I have been helping out off and on for the past week for a few hours here and there. I weaved in and out of my own process while being there. I wasn’t going to write about it as I am not an official part of the process but wanted to be able to help out yet my own emotions have been a rollercoaster this past week.
Auntie said that she took her youngest daughter to see it yesterday, her daughter, my cousin, is 13 years old.
“I went back and forth with taking her to see it. I didn’t know if I should but I always warn her about the dangers out there and the things that can happen and she always thinks I’m making stuff up. So I wanted to take her to show her that it isn’t just me, but that it is a reality we live in,” Auntie explained.
After we walked through it my daughter looked at me and said:”
I don’t think anything will happen to me but if something does happen to me, I want you to bead me a pair with bear paws on them.
Auntie starts to cry. I begin to fan the tears in my eyes as I stand in line at the grocery store. I take a deep breath as if to create space for the volume of this story. To create space for the oversized realities we as Indigenous women are faced with. To create space to feel and release the pain of little girls fathoming their death based on their ethnicity. To create space for the stories that we have to untangle and smooth out so that we can see ourselves again amongst this mess we are handed.
“I had to wonder Helen, with all of these White mothers or young White girls that come through here. Do they have to have conversations with their daughters afterwards like this? Where their babies are forced to understand that the world is not the safest place for them? Do they just get to move through it and nothing changes for them? I don’t know if I did wrong by taking her through there,” she says breaking the words up with tears.
“Oh Auntie,” I say, my voice cracking.
A deep breath. More space. Auntie is doing the work that many other Indigenous mothers are having to do all across Turtle Island.
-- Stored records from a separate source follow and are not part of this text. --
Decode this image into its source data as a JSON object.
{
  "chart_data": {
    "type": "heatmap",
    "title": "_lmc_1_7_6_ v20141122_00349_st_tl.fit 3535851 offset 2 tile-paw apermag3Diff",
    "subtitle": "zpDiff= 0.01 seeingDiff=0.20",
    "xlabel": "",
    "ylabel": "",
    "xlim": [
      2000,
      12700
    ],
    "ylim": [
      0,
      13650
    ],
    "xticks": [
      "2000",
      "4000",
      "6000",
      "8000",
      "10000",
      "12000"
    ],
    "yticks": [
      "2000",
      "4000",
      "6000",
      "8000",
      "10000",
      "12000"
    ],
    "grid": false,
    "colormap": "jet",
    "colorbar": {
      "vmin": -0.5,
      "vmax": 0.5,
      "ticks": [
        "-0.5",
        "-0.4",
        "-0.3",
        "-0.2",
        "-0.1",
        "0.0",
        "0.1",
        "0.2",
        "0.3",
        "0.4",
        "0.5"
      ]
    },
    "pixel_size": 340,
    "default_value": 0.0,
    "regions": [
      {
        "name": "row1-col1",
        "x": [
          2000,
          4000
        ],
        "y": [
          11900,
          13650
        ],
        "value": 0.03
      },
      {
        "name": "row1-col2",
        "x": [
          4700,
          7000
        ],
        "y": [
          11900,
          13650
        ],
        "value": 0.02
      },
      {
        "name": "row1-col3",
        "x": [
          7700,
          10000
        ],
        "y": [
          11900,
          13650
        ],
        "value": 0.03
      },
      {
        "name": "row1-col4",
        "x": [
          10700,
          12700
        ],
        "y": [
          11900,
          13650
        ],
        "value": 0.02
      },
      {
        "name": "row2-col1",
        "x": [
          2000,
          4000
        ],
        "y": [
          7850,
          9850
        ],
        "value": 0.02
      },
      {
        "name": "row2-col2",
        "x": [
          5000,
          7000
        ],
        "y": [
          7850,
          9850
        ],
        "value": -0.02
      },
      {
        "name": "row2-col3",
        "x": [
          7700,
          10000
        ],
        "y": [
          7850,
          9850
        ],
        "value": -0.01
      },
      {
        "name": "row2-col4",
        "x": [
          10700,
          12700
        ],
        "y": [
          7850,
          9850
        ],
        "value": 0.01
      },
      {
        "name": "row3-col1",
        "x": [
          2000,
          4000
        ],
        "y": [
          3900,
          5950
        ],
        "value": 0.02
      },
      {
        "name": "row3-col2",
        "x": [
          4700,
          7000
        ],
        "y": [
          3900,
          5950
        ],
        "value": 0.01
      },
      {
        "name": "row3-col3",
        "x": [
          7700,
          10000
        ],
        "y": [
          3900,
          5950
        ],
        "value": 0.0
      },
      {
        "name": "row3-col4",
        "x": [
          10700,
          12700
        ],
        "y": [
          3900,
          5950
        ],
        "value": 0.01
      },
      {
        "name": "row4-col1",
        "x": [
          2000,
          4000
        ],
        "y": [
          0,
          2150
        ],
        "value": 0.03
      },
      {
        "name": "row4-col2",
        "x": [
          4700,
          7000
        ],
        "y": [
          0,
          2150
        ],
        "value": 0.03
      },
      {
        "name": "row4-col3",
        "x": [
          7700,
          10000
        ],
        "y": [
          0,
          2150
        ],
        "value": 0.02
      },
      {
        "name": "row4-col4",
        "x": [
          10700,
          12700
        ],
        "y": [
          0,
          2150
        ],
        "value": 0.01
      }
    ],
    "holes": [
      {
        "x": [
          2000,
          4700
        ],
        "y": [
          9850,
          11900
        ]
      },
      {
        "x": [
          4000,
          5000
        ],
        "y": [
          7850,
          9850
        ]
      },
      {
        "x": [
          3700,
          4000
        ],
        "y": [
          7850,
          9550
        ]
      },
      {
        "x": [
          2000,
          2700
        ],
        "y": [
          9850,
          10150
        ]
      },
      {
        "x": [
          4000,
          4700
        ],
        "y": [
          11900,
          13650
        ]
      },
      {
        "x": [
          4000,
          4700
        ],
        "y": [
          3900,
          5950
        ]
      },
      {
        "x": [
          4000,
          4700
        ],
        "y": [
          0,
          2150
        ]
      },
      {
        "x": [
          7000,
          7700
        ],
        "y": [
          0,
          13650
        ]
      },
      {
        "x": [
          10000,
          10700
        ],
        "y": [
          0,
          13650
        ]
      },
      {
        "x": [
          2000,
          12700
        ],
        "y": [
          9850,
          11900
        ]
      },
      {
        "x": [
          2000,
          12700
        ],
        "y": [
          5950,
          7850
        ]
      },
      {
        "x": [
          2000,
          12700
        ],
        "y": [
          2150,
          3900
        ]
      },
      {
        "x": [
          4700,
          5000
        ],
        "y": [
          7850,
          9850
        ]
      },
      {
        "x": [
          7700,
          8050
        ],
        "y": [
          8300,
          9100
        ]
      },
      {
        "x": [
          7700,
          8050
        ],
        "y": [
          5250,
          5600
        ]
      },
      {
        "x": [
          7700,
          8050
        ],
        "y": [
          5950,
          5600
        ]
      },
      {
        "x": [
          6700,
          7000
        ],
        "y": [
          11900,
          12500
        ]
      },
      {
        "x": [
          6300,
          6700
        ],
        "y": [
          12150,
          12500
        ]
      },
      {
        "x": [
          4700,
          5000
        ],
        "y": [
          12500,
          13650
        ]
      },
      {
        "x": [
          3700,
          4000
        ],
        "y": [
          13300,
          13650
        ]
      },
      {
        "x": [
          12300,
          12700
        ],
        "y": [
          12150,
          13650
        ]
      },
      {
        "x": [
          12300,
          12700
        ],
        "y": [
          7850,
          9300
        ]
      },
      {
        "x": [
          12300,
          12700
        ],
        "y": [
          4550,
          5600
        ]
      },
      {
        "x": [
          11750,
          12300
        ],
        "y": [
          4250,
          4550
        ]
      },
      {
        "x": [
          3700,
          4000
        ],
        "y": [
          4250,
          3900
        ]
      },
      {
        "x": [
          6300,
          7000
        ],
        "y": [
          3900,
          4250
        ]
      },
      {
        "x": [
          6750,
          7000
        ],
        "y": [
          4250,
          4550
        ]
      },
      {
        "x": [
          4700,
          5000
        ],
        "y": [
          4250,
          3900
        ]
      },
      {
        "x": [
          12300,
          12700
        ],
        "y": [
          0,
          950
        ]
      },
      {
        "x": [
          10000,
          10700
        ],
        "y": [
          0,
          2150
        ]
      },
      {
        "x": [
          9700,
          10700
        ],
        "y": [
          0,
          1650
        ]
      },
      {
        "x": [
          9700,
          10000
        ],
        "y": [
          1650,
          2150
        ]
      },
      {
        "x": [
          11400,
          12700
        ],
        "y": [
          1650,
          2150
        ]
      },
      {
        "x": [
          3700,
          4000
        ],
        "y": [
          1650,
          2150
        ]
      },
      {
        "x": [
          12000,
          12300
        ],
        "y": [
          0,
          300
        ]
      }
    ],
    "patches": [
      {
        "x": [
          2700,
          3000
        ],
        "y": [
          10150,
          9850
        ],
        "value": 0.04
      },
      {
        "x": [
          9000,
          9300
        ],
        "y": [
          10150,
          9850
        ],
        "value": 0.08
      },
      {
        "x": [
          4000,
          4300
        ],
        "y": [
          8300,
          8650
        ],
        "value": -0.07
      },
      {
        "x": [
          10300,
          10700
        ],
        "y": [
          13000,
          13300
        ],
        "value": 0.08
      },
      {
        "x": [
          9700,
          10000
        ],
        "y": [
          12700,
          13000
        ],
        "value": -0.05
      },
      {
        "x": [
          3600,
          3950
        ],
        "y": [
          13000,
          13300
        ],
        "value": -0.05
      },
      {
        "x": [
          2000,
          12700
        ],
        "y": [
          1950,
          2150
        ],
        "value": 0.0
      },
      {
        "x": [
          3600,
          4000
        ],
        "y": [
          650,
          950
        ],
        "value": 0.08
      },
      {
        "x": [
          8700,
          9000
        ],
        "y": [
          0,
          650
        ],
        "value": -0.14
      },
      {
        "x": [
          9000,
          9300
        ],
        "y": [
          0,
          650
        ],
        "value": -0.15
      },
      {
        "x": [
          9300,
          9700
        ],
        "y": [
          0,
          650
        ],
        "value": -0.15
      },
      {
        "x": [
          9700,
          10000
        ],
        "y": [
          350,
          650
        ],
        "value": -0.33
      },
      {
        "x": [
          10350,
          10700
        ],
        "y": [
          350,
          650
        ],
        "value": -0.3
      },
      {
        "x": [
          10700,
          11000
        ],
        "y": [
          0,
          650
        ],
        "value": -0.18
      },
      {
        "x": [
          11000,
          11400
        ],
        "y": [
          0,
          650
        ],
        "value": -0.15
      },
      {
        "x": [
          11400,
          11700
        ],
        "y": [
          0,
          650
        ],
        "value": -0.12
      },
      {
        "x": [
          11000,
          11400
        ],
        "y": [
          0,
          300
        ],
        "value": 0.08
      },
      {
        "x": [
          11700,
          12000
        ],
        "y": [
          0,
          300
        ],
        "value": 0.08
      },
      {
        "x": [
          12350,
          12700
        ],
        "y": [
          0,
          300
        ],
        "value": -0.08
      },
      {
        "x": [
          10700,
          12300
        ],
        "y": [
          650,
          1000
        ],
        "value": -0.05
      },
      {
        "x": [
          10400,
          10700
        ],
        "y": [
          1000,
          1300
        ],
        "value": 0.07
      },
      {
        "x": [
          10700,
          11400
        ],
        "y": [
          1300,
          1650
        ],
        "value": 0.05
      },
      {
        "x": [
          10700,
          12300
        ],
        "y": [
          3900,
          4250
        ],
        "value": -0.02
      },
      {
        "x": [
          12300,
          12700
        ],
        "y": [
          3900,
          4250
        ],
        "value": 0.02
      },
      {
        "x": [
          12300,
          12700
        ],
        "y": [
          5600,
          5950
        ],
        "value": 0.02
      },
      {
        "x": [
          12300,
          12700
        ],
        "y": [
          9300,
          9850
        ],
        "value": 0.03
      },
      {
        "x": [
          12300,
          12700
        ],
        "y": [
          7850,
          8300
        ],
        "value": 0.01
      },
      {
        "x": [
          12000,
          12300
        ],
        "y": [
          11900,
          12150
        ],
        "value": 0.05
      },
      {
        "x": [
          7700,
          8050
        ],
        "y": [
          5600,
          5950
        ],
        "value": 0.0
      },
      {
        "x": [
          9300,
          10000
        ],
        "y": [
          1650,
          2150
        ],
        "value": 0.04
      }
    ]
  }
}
Trying to balance giving their daughters the freedom of being unencumbered by violent colonial realities so that they can live their lives but also trying to keep them safe with real world knowledge so that they can simply live.
There are no answers here. I have no answers in these spaces. I can only listen and be reminded why we do the work that we do out here to change things at community, regional, and national levels. We do it for the little girls. We do it for our daughters, our cousins, our nieces, our granddaughters, and for the little girls that we haven’t been entrusted with yet.

We have to do better. We have to keep demanding more. We have to continue to fiercely love and protect our own.
There is work to do still my sisters & brothers.
Keep heart.


In Spirit

Helen K

PS – I don’t have daughters yet, but I hope to one day have one.